Today, Adams is nurse manager of the CCU and program coordinator of UVA’s Therapeutic Temperature Management Program, which offers high-tech cooling by catheter for patients who have experienced a cardiac arrest. Now nearly a decade running, the program transitioned from using strategically placed bags of ice to lower the body temperature to, today, using refrigerated saline, delivered by catheters to carefully lower patients’ body temperature and thereby stabilize body and brain function. 

The results, says Adams, are nothing short of dramatic.

“[Before this technology], in my first nine years, I recall only one person leaving the CCU alive, with normal brain function, after being resuscitated from cardiac arrest,” Adams recalls. “We started cooling patients with ice packs and cold blankets and got much better results; now we use intravascular cooling catheters. Cooling the patient stops the deterioration of brain function. Without it, between two and ten percent of patients survive.

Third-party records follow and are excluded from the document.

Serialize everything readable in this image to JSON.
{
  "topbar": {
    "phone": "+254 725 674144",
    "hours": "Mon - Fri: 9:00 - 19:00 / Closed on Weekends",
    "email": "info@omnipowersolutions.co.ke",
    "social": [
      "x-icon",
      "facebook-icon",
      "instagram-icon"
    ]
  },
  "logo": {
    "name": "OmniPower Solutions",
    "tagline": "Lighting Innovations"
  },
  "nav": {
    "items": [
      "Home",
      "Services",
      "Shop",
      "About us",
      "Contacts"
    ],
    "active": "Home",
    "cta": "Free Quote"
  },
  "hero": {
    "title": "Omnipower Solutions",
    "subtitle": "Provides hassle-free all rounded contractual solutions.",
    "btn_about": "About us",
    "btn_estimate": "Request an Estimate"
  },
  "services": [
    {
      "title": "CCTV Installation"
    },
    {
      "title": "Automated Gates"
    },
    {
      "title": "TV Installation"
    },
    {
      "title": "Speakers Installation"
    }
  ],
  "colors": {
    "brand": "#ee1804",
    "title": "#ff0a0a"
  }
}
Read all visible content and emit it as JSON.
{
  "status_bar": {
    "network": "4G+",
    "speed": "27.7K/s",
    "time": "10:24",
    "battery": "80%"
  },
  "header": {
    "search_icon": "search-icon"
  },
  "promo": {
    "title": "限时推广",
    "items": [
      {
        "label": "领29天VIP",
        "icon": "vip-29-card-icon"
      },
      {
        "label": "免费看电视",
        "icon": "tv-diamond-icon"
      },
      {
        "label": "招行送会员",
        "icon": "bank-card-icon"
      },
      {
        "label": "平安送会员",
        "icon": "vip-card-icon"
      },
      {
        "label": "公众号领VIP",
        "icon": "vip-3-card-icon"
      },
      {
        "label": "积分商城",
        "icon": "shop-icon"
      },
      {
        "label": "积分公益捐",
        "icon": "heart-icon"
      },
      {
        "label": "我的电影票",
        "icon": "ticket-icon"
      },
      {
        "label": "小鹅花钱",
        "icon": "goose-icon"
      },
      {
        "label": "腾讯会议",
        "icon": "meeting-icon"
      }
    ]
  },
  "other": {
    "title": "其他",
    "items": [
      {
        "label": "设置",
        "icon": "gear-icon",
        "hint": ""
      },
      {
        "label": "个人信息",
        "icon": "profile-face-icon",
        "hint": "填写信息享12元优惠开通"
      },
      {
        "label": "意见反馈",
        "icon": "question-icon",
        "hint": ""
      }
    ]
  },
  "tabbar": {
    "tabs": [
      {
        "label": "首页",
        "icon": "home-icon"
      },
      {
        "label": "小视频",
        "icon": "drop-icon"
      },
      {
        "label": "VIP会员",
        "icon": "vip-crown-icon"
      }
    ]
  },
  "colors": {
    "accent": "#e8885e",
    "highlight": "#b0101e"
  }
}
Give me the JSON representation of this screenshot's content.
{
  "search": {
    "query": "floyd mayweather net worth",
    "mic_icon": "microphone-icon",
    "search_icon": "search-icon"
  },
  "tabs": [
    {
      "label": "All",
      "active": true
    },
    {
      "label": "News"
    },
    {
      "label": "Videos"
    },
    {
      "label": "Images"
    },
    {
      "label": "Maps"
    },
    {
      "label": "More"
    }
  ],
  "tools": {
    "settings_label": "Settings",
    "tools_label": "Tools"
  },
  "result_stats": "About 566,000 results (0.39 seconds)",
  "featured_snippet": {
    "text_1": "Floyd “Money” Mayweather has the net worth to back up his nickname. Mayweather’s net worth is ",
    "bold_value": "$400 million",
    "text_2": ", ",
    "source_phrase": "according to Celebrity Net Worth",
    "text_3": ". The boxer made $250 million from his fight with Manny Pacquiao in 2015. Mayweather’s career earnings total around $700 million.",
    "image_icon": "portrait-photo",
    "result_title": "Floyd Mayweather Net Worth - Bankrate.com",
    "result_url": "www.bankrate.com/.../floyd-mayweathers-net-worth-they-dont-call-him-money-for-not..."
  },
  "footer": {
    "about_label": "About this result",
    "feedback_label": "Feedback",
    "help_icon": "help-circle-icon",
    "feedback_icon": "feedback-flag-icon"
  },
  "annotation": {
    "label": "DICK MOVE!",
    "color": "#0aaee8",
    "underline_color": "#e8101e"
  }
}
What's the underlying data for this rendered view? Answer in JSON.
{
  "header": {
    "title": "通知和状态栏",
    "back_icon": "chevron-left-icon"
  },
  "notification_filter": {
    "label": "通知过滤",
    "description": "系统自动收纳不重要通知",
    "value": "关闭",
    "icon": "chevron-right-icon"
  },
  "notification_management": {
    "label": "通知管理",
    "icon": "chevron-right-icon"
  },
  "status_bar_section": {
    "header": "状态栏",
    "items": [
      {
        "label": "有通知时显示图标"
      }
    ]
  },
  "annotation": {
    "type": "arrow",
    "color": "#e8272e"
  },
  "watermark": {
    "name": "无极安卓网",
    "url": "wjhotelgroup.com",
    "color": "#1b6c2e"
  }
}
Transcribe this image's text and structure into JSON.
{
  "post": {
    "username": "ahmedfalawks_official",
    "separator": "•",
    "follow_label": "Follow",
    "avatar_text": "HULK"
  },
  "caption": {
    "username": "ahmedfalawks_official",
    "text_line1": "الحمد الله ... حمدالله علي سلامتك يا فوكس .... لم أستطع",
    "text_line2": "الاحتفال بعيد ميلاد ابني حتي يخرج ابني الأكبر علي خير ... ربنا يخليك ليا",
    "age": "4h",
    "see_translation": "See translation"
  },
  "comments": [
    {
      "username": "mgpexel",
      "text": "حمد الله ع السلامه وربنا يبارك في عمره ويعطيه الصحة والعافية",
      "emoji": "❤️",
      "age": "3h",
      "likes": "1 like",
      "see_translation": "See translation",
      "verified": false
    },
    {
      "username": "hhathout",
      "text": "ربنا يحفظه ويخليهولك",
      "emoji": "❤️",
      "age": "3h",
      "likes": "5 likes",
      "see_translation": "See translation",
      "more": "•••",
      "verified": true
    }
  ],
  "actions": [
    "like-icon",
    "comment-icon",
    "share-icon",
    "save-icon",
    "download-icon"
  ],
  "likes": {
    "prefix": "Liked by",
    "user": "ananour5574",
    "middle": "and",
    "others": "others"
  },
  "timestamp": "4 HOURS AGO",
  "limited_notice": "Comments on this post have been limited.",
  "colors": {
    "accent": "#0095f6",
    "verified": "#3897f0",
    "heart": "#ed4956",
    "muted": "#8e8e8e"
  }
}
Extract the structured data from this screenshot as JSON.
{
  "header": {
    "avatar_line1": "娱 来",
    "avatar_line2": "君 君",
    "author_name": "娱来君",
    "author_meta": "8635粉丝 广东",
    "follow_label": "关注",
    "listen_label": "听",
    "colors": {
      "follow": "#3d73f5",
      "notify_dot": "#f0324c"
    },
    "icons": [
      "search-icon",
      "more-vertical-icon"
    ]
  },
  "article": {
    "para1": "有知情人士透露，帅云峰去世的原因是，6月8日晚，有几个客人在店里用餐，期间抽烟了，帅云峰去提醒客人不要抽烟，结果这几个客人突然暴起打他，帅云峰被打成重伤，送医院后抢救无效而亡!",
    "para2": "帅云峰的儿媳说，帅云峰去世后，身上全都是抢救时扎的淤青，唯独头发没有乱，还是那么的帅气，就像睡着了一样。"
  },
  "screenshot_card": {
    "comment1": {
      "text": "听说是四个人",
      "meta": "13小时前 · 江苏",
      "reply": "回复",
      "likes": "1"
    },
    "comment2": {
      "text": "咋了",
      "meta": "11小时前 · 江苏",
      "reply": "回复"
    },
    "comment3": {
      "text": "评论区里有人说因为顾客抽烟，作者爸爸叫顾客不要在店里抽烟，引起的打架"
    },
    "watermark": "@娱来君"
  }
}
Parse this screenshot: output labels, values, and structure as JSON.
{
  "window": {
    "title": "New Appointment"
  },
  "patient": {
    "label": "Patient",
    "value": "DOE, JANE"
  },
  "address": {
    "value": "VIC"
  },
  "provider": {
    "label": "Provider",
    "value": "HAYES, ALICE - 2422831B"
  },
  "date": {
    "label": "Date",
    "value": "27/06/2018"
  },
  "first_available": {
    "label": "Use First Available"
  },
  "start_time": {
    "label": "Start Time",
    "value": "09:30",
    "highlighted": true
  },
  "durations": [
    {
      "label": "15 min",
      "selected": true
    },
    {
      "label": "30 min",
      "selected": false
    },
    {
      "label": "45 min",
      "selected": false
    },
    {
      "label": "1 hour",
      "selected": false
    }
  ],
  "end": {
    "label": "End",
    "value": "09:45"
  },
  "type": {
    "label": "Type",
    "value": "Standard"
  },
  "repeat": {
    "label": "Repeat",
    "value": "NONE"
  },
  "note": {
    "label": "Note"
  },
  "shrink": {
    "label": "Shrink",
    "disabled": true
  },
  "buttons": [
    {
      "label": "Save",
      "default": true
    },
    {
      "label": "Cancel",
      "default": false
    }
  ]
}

Now, up to a full third do.”

Adams, who formed the Therapeutic Hypothermia Task Force to research available cooling equipment, guided UVA Medical Center’s equipment purchase in late 2007. Since then, patients who have a cardiac arrest outside the hospital who arrive at UVA have much greater chance of leaving the hospital, and resuming normal life.

Adams’ favorite part of his work is what he calls the “who’s in there” moment when his team, after rewarming the patient, weaning off medication following the cooling process and removing the breathing tube, finally has the chance to talk to the individual in their care.

“I love it when we get to find out who’s in there,” says Adams.